The French wine industry on Monday weighed into an escalating spat between the Trump Administration and Paris over France’s proposed new tax on technology companies, saying: leave us out of it, S’il vous plaît!

France’s 13.2 billion euro ($14.7 billion) wine sector—a perennial global top 3 market—was caught off guard late last week when President Trump tweeted that he was considering a “substantial” retaliation against the country for imposing a new tax on tech companies. The levy is known locally as GAFA, an acronym for the biggest of the companies expected to be impacted by the new measure: Google, Amazon, Facebook and Apple.

Trump took to Twitter to voice his displeasure
about the new tax, saying: “France just put a digital tax on our great American
technology companies. If anybody taxes them, it should be their home Country,
the USA. We will announce a substantial reciprocal action on Macron’s
foolishness shortly. I’ve always said American wine is better than French wine!”

The president hasn’t clarified his comment in any substantive
way, but later shared his opinion for why American wines are superior to those
made by the French. “I’ve always liked American wines better than French wines
— even though I don’t drink wine. I just like the way they look. Ok. But the
American wines are great, American wines are great and they didn’t do the right
thing when they start taxing our companies,” Trump said. “I have a
good relationship with President Macron, but they shouldn’t have done
this.”

Trump has since shifted his attention away from French wine to attacking Robert Mueller, the city of Baltimore and one of its U.S. Congressmen, the Democrat Rep. Elijah Cummings.

Rather than wait for a dètente between Trump and Macron, France’s wine and spirits export body (FEVS) issued a statement in French over the weekend, and, to get the point across, another one in English this morning, urging the two trading partners to work out their differences.

“FEVS is obviously very watchful of the
statements of the President of the United States which could impact the
development of our sector and the interests of French operators in this market but
also their US customers and consumers,” the English-language statement read. “FEVS
calls on the French and the US authorities to continue their dialogue on the taxation
of digital services, both at bilateral and international level.”

“FEVS hopes they will be able to quickly find
the way forward to prevent these threats from materializing and restricting the
access of French wines to the US market,” the statement continues.  

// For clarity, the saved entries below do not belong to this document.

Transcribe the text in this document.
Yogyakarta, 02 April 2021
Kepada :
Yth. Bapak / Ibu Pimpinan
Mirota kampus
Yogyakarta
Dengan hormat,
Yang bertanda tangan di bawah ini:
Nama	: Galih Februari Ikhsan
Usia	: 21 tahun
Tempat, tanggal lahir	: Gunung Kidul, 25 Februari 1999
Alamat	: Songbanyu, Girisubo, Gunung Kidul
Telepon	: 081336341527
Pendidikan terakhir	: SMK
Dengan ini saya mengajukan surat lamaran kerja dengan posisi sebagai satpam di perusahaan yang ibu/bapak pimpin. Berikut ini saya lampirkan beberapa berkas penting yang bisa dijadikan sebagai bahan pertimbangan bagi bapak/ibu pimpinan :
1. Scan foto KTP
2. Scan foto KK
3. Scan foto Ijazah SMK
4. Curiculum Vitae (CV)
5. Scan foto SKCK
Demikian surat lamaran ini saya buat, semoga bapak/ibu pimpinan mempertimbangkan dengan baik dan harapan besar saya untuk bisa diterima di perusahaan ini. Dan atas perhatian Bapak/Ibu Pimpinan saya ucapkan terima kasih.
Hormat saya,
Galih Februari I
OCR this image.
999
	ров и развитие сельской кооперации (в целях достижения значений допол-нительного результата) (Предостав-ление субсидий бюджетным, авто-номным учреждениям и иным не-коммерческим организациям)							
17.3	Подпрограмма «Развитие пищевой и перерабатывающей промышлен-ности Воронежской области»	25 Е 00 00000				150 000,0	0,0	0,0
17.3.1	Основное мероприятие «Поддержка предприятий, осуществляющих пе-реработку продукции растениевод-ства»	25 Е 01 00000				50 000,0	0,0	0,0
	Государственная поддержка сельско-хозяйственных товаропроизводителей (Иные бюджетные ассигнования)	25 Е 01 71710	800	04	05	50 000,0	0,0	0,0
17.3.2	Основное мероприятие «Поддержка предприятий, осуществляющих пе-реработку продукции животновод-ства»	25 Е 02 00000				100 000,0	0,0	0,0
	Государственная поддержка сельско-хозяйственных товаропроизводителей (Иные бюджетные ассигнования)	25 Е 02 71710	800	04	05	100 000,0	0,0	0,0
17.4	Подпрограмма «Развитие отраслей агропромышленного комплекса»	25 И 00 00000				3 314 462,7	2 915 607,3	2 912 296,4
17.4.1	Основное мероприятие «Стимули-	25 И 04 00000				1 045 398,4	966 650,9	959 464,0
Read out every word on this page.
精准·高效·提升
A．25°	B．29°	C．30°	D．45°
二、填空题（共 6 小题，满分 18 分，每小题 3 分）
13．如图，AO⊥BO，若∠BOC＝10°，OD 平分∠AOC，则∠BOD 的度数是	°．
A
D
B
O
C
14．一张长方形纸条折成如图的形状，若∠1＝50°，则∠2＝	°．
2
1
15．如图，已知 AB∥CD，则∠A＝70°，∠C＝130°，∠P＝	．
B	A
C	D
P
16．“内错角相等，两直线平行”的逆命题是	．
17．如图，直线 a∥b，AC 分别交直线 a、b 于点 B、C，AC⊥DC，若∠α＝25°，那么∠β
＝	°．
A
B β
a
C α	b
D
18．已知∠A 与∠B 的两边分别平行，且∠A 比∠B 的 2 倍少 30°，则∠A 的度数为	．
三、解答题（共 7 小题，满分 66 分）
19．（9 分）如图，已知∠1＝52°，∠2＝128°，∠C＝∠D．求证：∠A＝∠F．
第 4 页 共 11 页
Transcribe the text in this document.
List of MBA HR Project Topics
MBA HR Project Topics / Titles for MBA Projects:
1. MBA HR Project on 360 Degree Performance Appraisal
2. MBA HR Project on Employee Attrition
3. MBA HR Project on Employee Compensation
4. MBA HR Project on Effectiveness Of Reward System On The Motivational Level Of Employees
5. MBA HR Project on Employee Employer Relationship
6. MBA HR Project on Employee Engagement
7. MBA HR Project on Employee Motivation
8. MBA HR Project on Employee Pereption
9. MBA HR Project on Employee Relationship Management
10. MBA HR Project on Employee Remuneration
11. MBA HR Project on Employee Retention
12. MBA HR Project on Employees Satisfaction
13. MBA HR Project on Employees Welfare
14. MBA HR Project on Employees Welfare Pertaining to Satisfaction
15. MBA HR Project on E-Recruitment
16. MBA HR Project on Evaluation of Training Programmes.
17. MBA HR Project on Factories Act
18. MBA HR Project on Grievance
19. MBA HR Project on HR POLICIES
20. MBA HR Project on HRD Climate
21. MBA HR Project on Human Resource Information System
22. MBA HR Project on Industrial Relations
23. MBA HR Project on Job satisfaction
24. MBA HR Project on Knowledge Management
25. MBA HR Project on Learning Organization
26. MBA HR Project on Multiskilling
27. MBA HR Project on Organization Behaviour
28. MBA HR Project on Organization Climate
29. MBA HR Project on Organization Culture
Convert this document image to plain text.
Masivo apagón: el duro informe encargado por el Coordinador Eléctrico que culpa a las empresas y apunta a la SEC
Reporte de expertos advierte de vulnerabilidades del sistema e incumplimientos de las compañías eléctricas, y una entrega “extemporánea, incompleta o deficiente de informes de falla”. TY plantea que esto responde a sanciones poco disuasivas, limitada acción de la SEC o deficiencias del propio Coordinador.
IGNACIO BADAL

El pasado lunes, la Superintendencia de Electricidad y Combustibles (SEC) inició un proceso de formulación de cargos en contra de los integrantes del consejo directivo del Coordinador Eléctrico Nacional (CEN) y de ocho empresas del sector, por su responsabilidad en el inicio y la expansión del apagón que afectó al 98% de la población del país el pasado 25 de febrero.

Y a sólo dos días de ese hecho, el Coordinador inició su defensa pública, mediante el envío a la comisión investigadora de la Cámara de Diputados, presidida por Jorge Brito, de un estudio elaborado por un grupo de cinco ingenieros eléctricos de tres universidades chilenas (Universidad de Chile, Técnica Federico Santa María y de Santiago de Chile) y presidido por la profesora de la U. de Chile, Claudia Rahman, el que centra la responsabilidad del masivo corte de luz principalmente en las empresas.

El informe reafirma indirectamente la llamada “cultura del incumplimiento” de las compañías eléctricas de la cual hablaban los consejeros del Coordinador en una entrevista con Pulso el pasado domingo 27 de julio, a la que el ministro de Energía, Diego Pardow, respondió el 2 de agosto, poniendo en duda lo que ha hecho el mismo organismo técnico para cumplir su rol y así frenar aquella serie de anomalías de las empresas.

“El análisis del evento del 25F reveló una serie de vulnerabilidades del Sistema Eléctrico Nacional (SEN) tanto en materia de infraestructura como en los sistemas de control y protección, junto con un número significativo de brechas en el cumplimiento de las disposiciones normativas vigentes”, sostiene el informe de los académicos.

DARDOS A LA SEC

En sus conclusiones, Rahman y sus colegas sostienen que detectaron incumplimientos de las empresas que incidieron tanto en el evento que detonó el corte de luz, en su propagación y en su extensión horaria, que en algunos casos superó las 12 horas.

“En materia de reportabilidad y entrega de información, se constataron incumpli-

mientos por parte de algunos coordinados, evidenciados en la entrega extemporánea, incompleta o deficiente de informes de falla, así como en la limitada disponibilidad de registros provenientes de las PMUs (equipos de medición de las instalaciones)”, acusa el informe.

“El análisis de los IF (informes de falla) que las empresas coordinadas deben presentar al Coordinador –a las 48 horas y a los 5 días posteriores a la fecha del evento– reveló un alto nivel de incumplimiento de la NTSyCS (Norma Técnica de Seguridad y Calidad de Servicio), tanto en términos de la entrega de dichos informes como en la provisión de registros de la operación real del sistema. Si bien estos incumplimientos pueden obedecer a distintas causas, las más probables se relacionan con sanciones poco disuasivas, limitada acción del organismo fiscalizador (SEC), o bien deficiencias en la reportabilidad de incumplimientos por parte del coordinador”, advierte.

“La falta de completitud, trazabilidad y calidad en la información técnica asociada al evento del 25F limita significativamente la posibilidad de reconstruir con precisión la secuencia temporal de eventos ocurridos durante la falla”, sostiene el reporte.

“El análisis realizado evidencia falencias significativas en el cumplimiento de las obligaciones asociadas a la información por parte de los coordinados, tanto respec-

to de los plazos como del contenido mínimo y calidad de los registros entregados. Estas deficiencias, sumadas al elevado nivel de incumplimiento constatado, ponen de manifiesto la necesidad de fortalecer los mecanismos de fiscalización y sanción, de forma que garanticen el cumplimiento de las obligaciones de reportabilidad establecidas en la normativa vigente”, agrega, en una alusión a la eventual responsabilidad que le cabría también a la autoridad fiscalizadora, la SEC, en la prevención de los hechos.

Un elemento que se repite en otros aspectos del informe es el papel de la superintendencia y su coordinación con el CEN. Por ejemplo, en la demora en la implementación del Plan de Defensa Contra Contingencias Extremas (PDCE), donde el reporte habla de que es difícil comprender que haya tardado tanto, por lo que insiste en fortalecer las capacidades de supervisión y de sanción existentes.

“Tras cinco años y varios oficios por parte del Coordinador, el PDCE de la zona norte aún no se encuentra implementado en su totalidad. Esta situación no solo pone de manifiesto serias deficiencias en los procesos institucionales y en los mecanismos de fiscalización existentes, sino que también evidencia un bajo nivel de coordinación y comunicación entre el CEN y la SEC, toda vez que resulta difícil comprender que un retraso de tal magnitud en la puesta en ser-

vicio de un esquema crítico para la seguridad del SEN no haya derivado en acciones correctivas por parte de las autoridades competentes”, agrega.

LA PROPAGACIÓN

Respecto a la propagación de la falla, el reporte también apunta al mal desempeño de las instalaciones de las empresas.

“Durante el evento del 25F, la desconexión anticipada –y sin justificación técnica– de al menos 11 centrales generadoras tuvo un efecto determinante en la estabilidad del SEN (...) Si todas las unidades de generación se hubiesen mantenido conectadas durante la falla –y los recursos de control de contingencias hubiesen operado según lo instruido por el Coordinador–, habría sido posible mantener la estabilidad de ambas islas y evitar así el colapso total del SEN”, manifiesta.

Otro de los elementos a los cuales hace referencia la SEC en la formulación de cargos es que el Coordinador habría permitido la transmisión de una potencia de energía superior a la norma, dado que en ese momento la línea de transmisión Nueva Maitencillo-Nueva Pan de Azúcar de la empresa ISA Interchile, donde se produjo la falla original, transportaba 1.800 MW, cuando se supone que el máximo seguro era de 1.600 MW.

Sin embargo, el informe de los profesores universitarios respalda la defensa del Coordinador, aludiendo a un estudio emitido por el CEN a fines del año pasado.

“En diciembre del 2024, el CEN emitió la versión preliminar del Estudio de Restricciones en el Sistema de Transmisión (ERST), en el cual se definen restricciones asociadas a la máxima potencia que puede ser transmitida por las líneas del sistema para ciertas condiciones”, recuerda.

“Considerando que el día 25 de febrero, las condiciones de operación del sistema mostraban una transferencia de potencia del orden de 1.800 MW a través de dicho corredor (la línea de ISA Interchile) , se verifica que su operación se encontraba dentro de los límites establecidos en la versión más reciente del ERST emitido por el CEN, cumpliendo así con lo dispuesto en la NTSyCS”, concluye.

Even before Trump’s “reciprocal action” tweet, French winemakers were having a particularly tough year. Exports to China unexpectedly collapsed by 14%. Then, record heatwaves in June and July broiled vineyards. Earlier this month, France’s minister of agriculture released a forecast that wine production nationally would be down 6-13% because of record-breaking heat and drought. In Bordeaux, the mercury climbed above 40 degrees centigrade (104 Fahrenheit) twice in the past six weeks. A spokesperson for CIVB, the Bordeaux wine producer trade council, told Fortune it was too soon to say with any certainty what impact the excessive heat would have on production, if any.

At 20 percent of all imports, the U.S. is
France’s strongest single-country export market. And winemakers want to hold
onto every piece of that. Over the weekend, winemaker Francois Labet, told
FranceInfo
that his region of Bourgogne was taking the Trump tweet
seriously.

“It is always extremely damaging for us to be taken as hostages,” Labet said. “The American market is an important market for Bourgogne—it is 25% of its exports. That represents almost 20 million bottles exported every year. It is the biggest export market for us, ahead of Britain and Japan.”

The whole matter began with GAFA, a new tax that imposes a 3% levy on companies’ digital revenues in France. It applies to any company that makes at least €750 million globally and €25 million in France from digital business whether it be advertising, e-commerce or data handling. Over the weekend, French finance minister Bruno LeMaire doubled down on GAFA, saying a universal tax on digital business like this one is necessary to ensure all tech companies pay their fair share. “These companies,” LeMaire said, “pay little to no tax, which is not acceptable.”